Support vector machines are the models that involve a solution of a quadratic programming problem leading to global models that are often unique . The application of this type of model is further discussed and investigated by the authors in Refs. [56–59]. Finally, LS-VSM model is a simplification of the computational calculations of SVM by implementation of a least squares version for SVM . Least squares SVM is capable of dealing with both linear and nonlinear multivariate calibration problems relatively fast . In LS-VSM, a linear estimation is done in a kernel-induced feature space; the use of LS-SVM and NIR has been investigated by Borin et al. .
There are few studies on application of the nonlinear multivariate calibration in NIR spectroscopy that have been reported for analysis of trace metals. For instance, Shao and He  investigated the two sensitive wavelength (SW) selection methods combined with visible-near-infrared (vis/NIR) spectroscopy to determine the levels of some trace elements (Fe, Zn) in rice leaf. Calibration models using SWs selected by latent variables analysis (LVA) and independent component analysis (ICA) and nonlinear regression of a least squares support vector machine (LS-SVM) were developed. In the nonlinear models, six SWs selected by ICA provide the optimal ICA-LS-SVM model when compared with LV-LS-SVM. The coefficients of determination (R2), root-mean-square error of prediction (RMSEP), and bias by ICA-LS-SVM were 0.6189, 20.6510, and −12.1549 ppm, respectively, for Fe, and 0.6731, 5.5919, and 1.5232 ppm, respectively, for Zn . The overall results indicated vis-NIR spectroscopy combined with ICA-LS-SVM provided accurate determination of trace elements in rice leaf. Other methods are reported by Xu et al.  and Barbosa et al. , among others.
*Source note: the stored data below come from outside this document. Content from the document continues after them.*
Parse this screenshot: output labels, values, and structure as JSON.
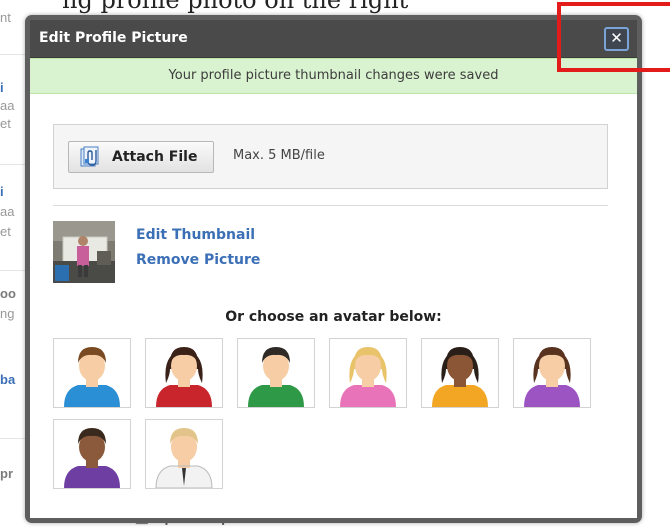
{
  "background": {
    "top_fragment": "ng profile photo on the right",
    "side_fragments": [
      {
        "text": "nt",
        "style": "light"
      },
      {
        "text": "i",
        "style": "blue"
      },
      {
        "text": "aa",
        "style": "light"
      },
      {
        "text": "et",
        "style": "light"
      },
      {
        "text": "i",
        "style": "blue"
      },
      {
        "text": "aa",
        "style": "light"
      },
      {
        "text": "et",
        "style": "light"
      },
      {
        "text": "oo",
        "style": "normal"
      },
      {
        "text": "ng",
        "style": "light"
      },
      {
        "text": "ba",
        "style": "blue"
      },
      {
        "text": "pr",
        "style": "normal"
      }
    ],
    "upload_text": "Upload a photo"
  },
  "modal": {
    "title": "Edit Profile Picture",
    "close_symbol": "✕",
    "success_message": "Your profile picture thumbnail changes were saved",
    "attach_button_label": "Attach File",
    "attach_hint": "Max. 5 MB/file",
    "edit_thumbnail_label": "Edit Thumbnail",
    "remove_picture_label": "Remove Picture",
    "avatar_heading": "Or choose an avatar below:"
  },
  "avatars": [
    {
      "name": "avatar-man-blue-shirt",
      "hair": "#7a4a22",
      "skin": "#f6cda4",
      "shirt": "#2a8fd4"
    },
    {
      "name": "avatar-woman-red-shirt",
      "hair": "#3a2218",
      "skin": "#f6cda4",
      "shirt": "#c8262c"
    },
    {
      "name": "avatar-man-green-shirt",
      "hair": "#2f2a26",
      "skin": "#f6cda4",
      "shirt": "#2e9a47"
    },
    {
      "name": "avatar-woman-pink-shirt",
      "hair": "#e8c36a",
      "skin": "#f6cda4",
      "shirt": "#e873b8"
    },
    {
      "name": "avatar-woman-orange-shirt",
      "hair": "#2a1f18",
      "skin": "#8a5636",
      "shirt": "#f2a623"
    },
    {
      "name": "avatar-woman-purple-shirt",
      "hair": "#5a3220",
      "skin": "#f6cda4",
      "shirt": "#9b54c2"
    },
    {
      "name": "avatar-man-purple-shirt",
      "hair": "#3a2a1e",
      "skin": "#8b5a3c",
      "shirt": "#6e3ea3"
    },
    {
      "name": "avatar-man-white-shirt",
      "hair": "#e2c48a",
      "skin": "#f6cda4",
      "shirt": "#f2f2f2"
    }
  ],
  "colors": {
    "modal_header": "#4a4a4a",
    "success_bg": "#d9f2cf",
    "link": "#3b6fb6",
    "highlight": "#e31b1b"
  }
}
This chapter revealed that NIRS combined with multivariate tools has a great potential tool to improve the understanding of trace metal concentration in environmental matrices. It was also concluded that the use of chemometrics offered a rapid and cost-effective alternative to measure multielement particularly in soils and sediments. However, according to literature chemometric models such as MLS and PCR used in the NIRS are not reliable as compared to PLSR. Therefore, it is important for researchers to select proper chemometrics for their application. Due to the limitations encountered when using some of the chemometric tools, it is necessary to develop new chemometric methods or modify the conventional ones so as to improve their reliability and accuracy. It is reported in the literature that the limitation of NIRS is that some trace metals and other mineral compounds such as phosphorus do not absorb radiation in the NIR region. However, in most cases, this problem is solved by using the absorption features of metals associated with molecular vibrations of organic and inorganic functional groups in organic matter, silicates, carbonates, and water in near infrared (780–2500 nm region). Alternatively, some researchers combine different detection techniques such as UV-visible with NIRS [17, 64].